GPU Detection and PyTorch Setup

View as Markdown

This guide helps you resolve GPU detection issues when using PyTorch, CUDA, and machine learning frameworks like Unsloth on H100 instances.

Platform: AWS H100 instances, NGC containers

Problem

Users running machine learning frameworks on H100 instances report errors when importing modules or when GPUs are not detected by PyTorch.

Typical symptoms include:

  • RuntimeError: CUDA error: no CUDA-capable device is detected
  • torch.cuda.is_available() == False
  • Unsloth import fails or defaults to CPU

This occurs when the runtime environment lacks proper CUDA and PyTorch enablement for H100 GPUs.

Prerequisites

  • H100 or compatible NVIDIA GPU instance (for example, AWS H100)
  • Docker and NVIDIA Container Toolkit installed
  • Internet access to pull NGC containers or PyTorch wheels

Solution

The NGC PyTorch container includes verified CUDA and cuDNN versions for H100 GPUs.

1

Launch the container

Replace <PATH> with your local project path:

$sudo docker run --rm -it \
> --gpus all \
> -v <PATH>:/workspace \
> -w /workspace \
> nvcr.io/nvidia/pytorch:24.09-py3
2

Install and test your framework

Inside the container, install and verify your ML framework:

$pip install -U unsloth unsloth-zoo
$python - <<'PY'
$from unsloth import FastLanguageModel
$print("Unsloth import OK")
$PY

Option 2: Manual Setup in Existing Environment

If you need to use your current Python environment:

1

Check GPU visibility

$nvidia-smi || echo "no NVIDIA detected"
$echo $NVIDIA_VISIBLE_DEVICES
$cat /proc/driver/nvidia/version 2>/dev/null | head -1
2

Verify PyTorch sees the GPU

1import torch
2print("cuda_available:", torch.cuda.is_available())
3print("torch_cuda:", torch.version.cuda)
4print("device_count:", torch.cuda.device_count())
5print("name0:", torch.cuda.get_device_name(0) if torch.cuda.is_available() else None)
3

Install CUDA-enabled PyTorch

If NVIDIA is visible but PyTorch shows CPU-only, install CUDA wheels:

$pip uninstall -y torch torchvision torchaudio
$pip install --index-url https://download.pytorch.org/whl/cu124 torch torchvision torchaudio
4

Install your ML framework

$pip install -U unsloth unsloth-zoo
5

Test GPU detection

$python -c "import unsloth; print('GPU available:', unsloth.torch.cuda.is_available())"

Common Issues

PyTorch installed without CUDA support

Symptom: torch.cuda.is_available() returns False or ModuleNotFoundError: No module named 'torch'

Fix: Reinstall PyTorch with CUDA support:

$pip uninstall -y torch torchvision torchaudio
$pip install --index-url https://download.pytorch.org/whl/cu124 \
> torch torchvision torchaudio

Missing dependencies (xformers, torchao)

Error examples:

  • unsloth ... requires xformers>=0.0.27.post2
  • unsloth-zoo ... requires torchao>=0.13.0

Fix: Install required extras:

$pip install xformers torchao

These dependencies are optional. Unsloth may work without them depending on your use case.

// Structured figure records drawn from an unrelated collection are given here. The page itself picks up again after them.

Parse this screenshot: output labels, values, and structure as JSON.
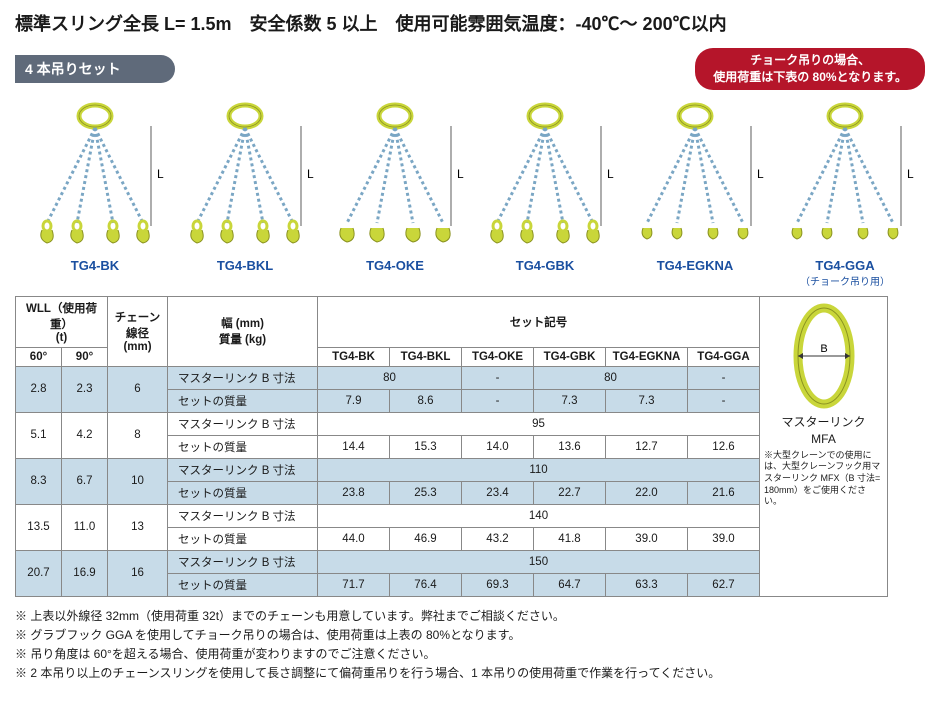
{
  "title": "標準スリング全長 L= 1.5m　安全係数 5 以上　使用可能雰囲気温度：-40℃～ 200℃以内",
  "section": "4 本吊りセット",
  "badge_line1": "チョーク吊りの場合、",
  "badge_line2": "使用荷重は下表の 80%となります。",
  "products": [
    {
      "label": "TG4-BK",
      "sub": ""
    },
    {
      "label": "TG4-BKL",
      "sub": ""
    },
    {
      "label": "TG4-OKE",
      "sub": ""
    },
    {
      "label": "TG4-GBK",
      "sub": ""
    },
    {
      "label": "TG4-EGKNA",
      "sub": ""
    },
    {
      "label": "TG4-GGA",
      "sub": "（チョーク吊り用）"
    }
  ],
  "hdr": {
    "wll": "WLL（使用荷重）\n(t)",
    "a60": "60°",
    "a90": "90°",
    "chain": "チェーン\n線径\n(mm)",
    "width": "幅 (mm)\n質量 (kg)",
    "set": "セット記号",
    "c1": "TG4-BK",
    "c2": "TG4-BKL",
    "c3": "TG4-OKE",
    "c4": "TG4-GBK",
    "c5": "TG4-EGKNA",
    "c6": "TG4-GGA"
  },
  "lbl_b": "マスターリンク B 寸法",
  "lbl_m": "セットの質量",
  "rows": [
    {
      "w60": "2.8",
      "w90": "2.3",
      "chain": "6",
      "b": [
        "80",
        "-",
        "80",
        "-"
      ],
      "bspan": [
        2,
        1,
        2,
        1
      ],
      "m": [
        "7.9",
        "8.6",
        "-",
        "7.3",
        "7.3",
        "-"
      ],
      "blue": true
    },
    {
      "w60": "5.1",
      "w90": "4.2",
      "chain": "8",
      "b": [
        "95"
      ],
      "bspan": [
        6
      ],
      "m": [
        "14.4",
        "15.3",
        "14.0",
        "13.6",
        "12.7",
        "12.6"
      ],
      "blue": false
    },
    {
      "w60": "8.3",
      "w90": "6.7",
      "chain": "10",
      "b": [
        "110"
      ],
      "bspan": [
        6
      ],
      "m": [
        "23.8",
        "25.3",
        "23.4",
        "22.7",
        "22.0",
        "21.6"
      ],
      "blue": true
    },
    {
      "w60": "13.5",
      "w90": "11.0",
      "chain": "13",
      "b": [
        "140"
      ],
      "bspan": [
        6
      ],
      "m": [
        "44.0",
        "46.9",
        "43.2",
        "41.8",
        "39.0",
        "39.0"
      ],
      "blue": false
    },
    {
      "w60": "20.7",
      "w90": "16.9",
      "chain": "16",
      "b": [
        "150"
      ],
      "bspan": [
        6
      ],
      "m": [
        "71.7",
        "76.4",
        "69.3",
        "64.7",
        "63.3",
        "62.7"
      ],
      "blue": true
    }
  ],
  "side": {
    "title1": "マスターリンク",
    "title2": "MFA",
    "b_label": "B",
    "note": "※大型クレーンでの使用には、大型クレーンフック用マスターリンク MFX（B 寸法= 180mm）をご使用ください。"
  },
  "notes": [
    "上表以外線径 32mm（使用荷重 32t）までのチェーンも用意しています。弊社までご相談ください。",
    "グラブフック GGA を使用してチョーク吊りの場合は、使用荷重は上表の 80%となります。",
    "吊り角度は 60°を超える場合、使用荷重が変わりますのでご注意ください。",
    "2 本吊り以上のチェーンスリングを使用して長さ調整にて偏荷重吊りを行う場合、1 本吊りの使用荷重で作業を行ってください。"
  ],
  "colors": {
    "ring": "#c9d63a",
    "chain": "#7aa6c4",
    "hook": "#c9d63a",
    "hook_stroke": "#8a9220"
  }
}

GPU visible in nvidia-smi but Python cannot import torch

Cause: Torch installed in a different environment or missing from PATH.

Fix: Reinstall in the correct environment:

$which python3
$python3 -m pip install --force-reinstall torch

Verification

After completing the setup:

  • nvidia-smi lists the H100 GPU with no Xid or driver errors
  • torch.cuda.is_available() returns True
  • from unsloth import FastLanguageModel runs without error
  • Model training or inference runs utilize the GPU (visible via nvidia-smi process list)

Workaround

If the container or CUDA installation fails, revert to CPU-only mode temporarily:

$pip uninstall unsloth unsloth-zoo
$pip install unsloth-cpu

Alternatively, use an older NGC PyTorch container (for example, 23.10-py3) for temporary compatibility.

Additional Resources

H100 GPUs typically require modern drivers (>= 550 recommended) and PyTorch cu124 wheels. Unsloth doesn’t support AMD/CPU paths—it requires NVIDIA CUDA or Intel XPU.